Whether the call to action is buy a ticket or press play, the job is to move audiences from awareness to intent to action. The behavior may differ but the psychology does not. For theatrical, partnerships create urgency and plans. Reasons to go this weekend, go with friends or choose one title over another, especially when timing matters most. For streaming, partnerships create triggers that move viewers from I have heard of it to I am watching tonight, particularly when paired with frictionless calls to action like QR codes, easy links, reminders or a simple watch now path. Different release models. Same human decision making.

Precision without waste

Local partnerships are not just about scale. They are about fit. Instead of aiming broadly and hoping the right audience sees the message, partnerships let us place a title where the right audience already gathers. That is how relevance is built quickly, by meeting genre fans, families, students and culturally connected communities in environments they already trust. The result is more efficient engagement. Fewer wasted impressions, stronger response and more meaningful conversion.

What it looks like on the ground

Partnership activations can be big or small, but they share one purpose: embedding the title into real life routines. That might include partner hosted moments at local events, themed nights with neighborhood venues, campus and community integrations or lifestyle tie ins that match the audience’s day to day. Importantly, field strategy is not just about busy areas. It is about relevant areas. The neighborhoods, venues and communities that align with the title’s audience and the campaign’s goals. We also design partnerships to be mutually beneficial because the long term strength of local relationships is what creates repeatable success across markets.

The bonus value: intelligence you cannot get from a dashboard

One of the most overlooked benefits of field marketing is what comes back from it. In field teams capture real audience insight. What people actually say, what confuses them, what excites them and what would push them from later to tonight.

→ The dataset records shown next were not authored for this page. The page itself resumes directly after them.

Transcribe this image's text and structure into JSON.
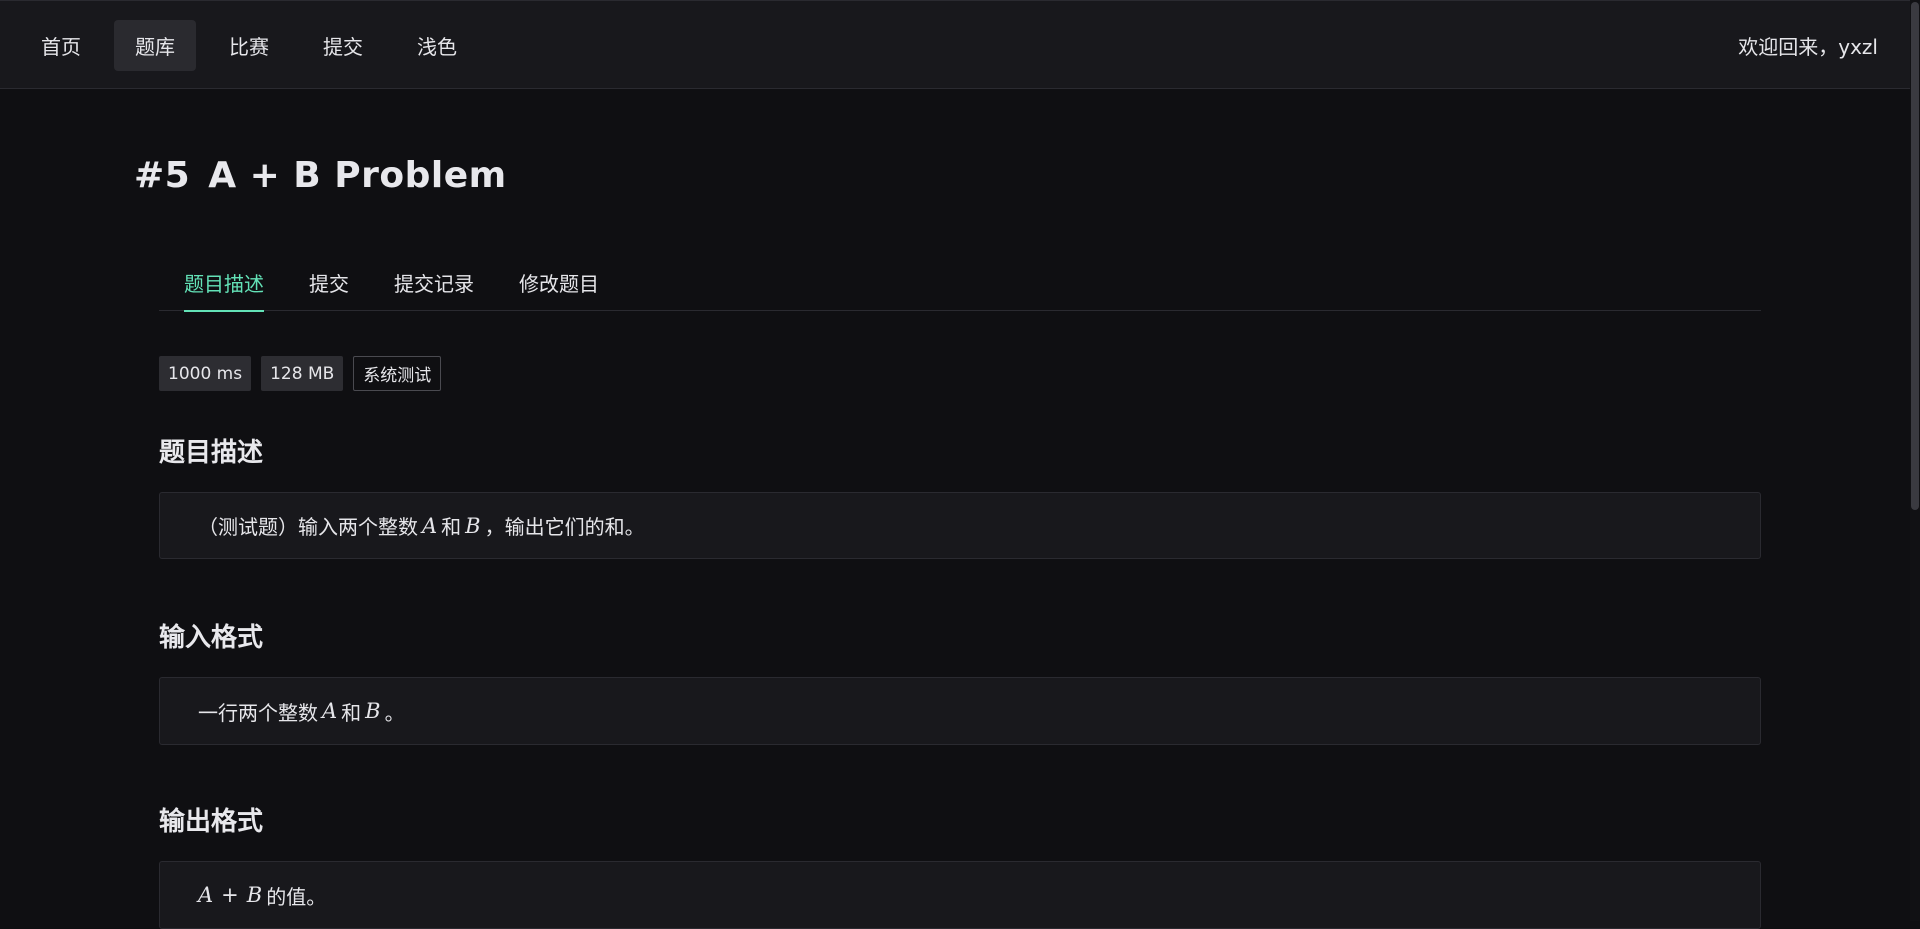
{
  "nav": {
    "items": [
      {
        "label": "首页"
      },
      {
        "label": "题库"
      },
      {
        "label": "比赛"
      },
      {
        "label": "提交"
      },
      {
        "label": "浅色"
      }
    ],
    "welcome": "欢迎回来，yxzl"
  },
  "problem": {
    "id": "#5",
    "title": "A + B Problem"
  },
  "tabs": [
    {
      "label": "题目描述"
    },
    {
      "label": "提交"
    },
    {
      "label": "提交记录"
    },
    {
      "label": "修改题目"
    }
  ],
  "tags": {
    "time_limit": "1000 ms",
    "memory_limit": "128 MB",
    "category": "系统测试"
  },
  "sections": {
    "description": {
      "title": "题目描述",
      "text_before": "（测试题）输入两个整数",
      "var_a": "A",
      "conj": "和",
      "var_b": "B",
      "text_after": "，输出它们的和。"
    },
    "input": {
      "title": "输入格式",
      "text_before": "一行两个整数",
      "var_a": "A",
      "conj": "和",
      "var_b": "B",
      "text_after": "。"
    },
    "output": {
      "title": "输出格式",
      "var_a": "A",
      "op": "+",
      "var_b": "B",
      "text_after": "的值。"
    }
  },
  "colors": {
    "accent": "#63e2b7",
    "background": "#0f0f12",
    "panel": "#18181c"
  }
}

That intelligence can sharpen messaging, creative and market priorities as a campaign evolves.

The takeaway

Local partnerships are not an extra. They are a core lever because they combine three things entertainment marketing needs more than ever: trust, relevance and action. When planning your next theatrical or streaming release, the question is not only how do we reach people. It is where will this feel like a recommendation. That is where field marketing can make the difference.